Glyn Evans and Alec Selley were very surprised and thrilled to see two common cranes, a rare sight for Mersea, flying off Langenhoe marshes, as they walked along the north side of the Island whilst carrying out the monthly Webs Count on Monday 15th. Glyn took this photo as a record shot of the two birds flying half a mile away through the heat haze at 12.30pm. The birds flew south-west down the Pyefleet, across the Strood heading down towards West Mersea.

I got the call from Glyn whilst I was munching through my sandwich in Firs Chase. I abandoned my lunch mid-bite, grabbed the binoculars and jogged down to the Hard only a minute away. I quickly scanned the skies and after a minute or so, successfully located the pair of cranes with their huge wing-spans flying low across Salcott Channel. The birds appeared to be dropping down a good mile to the west on the Old Hall RSPB reserve.

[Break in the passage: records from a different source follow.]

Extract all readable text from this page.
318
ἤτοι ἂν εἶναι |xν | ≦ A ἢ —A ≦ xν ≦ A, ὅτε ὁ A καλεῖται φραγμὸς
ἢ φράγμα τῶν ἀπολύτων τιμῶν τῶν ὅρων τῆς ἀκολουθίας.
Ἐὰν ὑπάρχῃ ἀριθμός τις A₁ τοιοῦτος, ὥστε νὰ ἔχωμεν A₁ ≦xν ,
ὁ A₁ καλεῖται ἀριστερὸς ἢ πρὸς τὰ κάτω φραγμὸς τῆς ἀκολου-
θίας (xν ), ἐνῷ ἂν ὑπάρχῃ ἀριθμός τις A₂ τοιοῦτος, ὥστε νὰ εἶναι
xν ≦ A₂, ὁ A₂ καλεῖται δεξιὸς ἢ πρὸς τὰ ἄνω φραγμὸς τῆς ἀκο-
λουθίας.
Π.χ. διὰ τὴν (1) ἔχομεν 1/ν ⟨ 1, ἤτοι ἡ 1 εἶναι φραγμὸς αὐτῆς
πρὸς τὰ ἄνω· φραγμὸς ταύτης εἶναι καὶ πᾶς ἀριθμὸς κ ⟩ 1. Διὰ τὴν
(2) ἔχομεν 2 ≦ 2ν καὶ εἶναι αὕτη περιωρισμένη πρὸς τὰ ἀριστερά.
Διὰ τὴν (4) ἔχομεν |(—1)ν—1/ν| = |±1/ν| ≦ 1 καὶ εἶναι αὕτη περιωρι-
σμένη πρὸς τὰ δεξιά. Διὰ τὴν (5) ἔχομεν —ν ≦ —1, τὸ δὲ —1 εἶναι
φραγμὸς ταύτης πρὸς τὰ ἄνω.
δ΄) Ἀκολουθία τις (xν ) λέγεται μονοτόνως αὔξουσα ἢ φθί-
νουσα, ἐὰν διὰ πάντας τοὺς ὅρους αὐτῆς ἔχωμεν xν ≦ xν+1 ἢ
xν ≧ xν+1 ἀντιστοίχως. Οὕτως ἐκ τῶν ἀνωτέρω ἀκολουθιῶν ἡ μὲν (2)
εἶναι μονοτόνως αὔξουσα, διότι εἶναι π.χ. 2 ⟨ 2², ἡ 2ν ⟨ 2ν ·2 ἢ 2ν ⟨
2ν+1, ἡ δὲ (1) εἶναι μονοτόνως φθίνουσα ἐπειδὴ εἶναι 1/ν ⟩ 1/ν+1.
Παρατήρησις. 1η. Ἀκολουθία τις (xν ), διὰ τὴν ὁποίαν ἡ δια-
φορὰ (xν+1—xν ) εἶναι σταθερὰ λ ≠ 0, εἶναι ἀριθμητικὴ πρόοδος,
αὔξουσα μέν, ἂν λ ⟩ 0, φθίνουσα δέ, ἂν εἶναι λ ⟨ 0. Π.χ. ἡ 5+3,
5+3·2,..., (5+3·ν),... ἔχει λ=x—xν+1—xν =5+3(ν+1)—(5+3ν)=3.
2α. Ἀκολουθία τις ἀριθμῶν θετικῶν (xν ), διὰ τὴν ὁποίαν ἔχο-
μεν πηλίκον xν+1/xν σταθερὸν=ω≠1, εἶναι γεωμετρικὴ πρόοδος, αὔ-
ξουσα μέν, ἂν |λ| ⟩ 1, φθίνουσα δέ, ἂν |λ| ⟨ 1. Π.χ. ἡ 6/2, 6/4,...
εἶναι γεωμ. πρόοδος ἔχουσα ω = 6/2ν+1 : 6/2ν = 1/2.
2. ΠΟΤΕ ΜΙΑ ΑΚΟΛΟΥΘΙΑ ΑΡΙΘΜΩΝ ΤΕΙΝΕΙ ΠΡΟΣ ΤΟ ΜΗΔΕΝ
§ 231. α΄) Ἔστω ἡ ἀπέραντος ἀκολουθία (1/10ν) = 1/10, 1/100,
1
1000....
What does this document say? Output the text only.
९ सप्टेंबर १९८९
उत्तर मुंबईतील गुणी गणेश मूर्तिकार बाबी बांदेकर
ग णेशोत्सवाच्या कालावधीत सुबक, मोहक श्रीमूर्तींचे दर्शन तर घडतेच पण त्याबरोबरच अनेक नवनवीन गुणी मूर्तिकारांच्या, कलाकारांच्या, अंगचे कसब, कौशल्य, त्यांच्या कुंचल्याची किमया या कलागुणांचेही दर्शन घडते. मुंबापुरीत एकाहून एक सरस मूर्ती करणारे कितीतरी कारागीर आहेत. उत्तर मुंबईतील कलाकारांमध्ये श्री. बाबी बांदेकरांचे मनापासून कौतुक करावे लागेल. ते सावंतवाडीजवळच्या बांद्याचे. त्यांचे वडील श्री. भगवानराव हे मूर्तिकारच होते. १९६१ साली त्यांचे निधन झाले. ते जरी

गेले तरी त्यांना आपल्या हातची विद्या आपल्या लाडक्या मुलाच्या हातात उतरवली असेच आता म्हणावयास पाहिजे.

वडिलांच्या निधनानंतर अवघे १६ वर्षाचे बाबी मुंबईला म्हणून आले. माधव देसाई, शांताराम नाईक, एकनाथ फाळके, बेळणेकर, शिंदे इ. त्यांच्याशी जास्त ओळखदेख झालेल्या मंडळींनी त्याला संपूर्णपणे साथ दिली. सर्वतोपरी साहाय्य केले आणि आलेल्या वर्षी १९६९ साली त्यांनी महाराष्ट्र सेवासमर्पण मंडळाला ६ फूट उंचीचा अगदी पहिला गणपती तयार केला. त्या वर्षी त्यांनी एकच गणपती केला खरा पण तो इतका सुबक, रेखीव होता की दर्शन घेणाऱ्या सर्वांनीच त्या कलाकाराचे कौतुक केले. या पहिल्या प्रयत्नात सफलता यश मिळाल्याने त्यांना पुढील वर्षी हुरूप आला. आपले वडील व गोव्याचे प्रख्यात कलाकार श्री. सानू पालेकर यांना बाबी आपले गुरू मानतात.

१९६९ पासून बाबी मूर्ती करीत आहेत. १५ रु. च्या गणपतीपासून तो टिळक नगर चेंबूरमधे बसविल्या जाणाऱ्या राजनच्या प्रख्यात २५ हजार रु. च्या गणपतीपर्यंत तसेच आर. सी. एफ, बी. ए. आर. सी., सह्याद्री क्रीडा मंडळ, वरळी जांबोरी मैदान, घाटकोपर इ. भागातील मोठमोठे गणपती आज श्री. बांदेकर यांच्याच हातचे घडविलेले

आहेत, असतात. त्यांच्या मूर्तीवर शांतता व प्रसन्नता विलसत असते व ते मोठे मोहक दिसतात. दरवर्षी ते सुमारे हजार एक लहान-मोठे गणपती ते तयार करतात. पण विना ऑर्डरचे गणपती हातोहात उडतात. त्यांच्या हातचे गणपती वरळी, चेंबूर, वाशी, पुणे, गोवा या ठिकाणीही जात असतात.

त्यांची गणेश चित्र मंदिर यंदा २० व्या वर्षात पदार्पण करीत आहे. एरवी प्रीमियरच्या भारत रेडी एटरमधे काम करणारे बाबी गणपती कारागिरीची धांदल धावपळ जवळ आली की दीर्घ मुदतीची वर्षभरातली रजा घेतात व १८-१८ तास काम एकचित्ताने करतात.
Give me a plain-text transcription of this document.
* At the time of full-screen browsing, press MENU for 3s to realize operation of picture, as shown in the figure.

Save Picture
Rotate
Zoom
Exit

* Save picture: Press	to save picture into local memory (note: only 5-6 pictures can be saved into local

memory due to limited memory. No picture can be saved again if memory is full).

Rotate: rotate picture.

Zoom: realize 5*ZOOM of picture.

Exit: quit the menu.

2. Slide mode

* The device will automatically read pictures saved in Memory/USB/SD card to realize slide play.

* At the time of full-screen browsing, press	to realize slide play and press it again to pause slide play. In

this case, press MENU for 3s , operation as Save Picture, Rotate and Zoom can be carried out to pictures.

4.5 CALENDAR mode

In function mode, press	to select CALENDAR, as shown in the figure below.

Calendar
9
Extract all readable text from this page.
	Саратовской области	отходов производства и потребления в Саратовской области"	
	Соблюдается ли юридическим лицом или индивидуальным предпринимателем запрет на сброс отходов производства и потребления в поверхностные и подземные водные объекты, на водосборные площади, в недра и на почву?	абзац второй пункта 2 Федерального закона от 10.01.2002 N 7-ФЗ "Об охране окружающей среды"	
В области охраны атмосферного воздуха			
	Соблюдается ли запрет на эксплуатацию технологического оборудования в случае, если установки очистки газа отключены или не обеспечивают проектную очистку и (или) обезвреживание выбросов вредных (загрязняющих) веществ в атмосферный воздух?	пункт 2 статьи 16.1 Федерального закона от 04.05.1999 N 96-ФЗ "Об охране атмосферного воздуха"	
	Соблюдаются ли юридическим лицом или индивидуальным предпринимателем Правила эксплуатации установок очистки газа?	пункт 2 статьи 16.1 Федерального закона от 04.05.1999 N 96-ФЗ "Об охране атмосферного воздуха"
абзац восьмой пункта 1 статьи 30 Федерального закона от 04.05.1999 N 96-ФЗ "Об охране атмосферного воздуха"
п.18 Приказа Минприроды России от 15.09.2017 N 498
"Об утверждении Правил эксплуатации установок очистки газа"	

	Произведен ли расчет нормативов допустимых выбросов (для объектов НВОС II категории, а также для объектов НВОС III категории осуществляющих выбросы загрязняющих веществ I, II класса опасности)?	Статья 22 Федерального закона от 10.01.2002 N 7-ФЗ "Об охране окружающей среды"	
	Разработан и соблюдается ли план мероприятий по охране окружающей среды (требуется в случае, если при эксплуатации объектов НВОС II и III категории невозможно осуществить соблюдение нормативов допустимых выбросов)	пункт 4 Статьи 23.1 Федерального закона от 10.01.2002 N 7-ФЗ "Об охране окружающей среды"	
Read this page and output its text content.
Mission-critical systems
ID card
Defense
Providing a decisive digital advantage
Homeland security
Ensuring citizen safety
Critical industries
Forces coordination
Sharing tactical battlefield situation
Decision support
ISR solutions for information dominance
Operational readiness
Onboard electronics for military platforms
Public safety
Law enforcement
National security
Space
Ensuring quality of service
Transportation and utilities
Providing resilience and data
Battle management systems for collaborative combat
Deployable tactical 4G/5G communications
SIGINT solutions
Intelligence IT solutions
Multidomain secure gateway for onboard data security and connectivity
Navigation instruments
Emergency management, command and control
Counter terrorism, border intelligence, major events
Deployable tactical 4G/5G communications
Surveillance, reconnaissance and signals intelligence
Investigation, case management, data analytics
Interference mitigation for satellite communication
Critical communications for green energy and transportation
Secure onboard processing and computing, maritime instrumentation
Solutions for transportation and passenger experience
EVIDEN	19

By luck Martin Cock was 500m further along Coast Road with his binoculars close at hand. The cranes re-appeared back in the air after five minutes or so over Old Hall and directions were quickly relayed to Martin via mobile, where eventually he was able to see the birds flying along the Tollesbury skyline. The birds may've  continued over to Bradwell. These two birds could have been the pair seen two days earlier on the Suffolk coast at Boyton, although I'm not aware of any sightings for Sunday.

These two swallows were photographed on the Oyster Fishery building, some of the forty swallows seen on the walk.Other birds seen during Glyn and Alec's walk from the Strood to Cudmore were common whitethroat, corn bunting, yellowhammer and reed buntings at Maydays, common buzzard and 6 marsh harriers on Langenhoe. 5 red-breasted mergansers, 4 knot in the Pyefleet, 15 golden plover, avocet by Reeveshall, then 5 wheatears and a whimbrel at Cudmore Grove.

This female adder was photographed on the Maydays seawall by Glyn during his walk alongside the Pyefleet.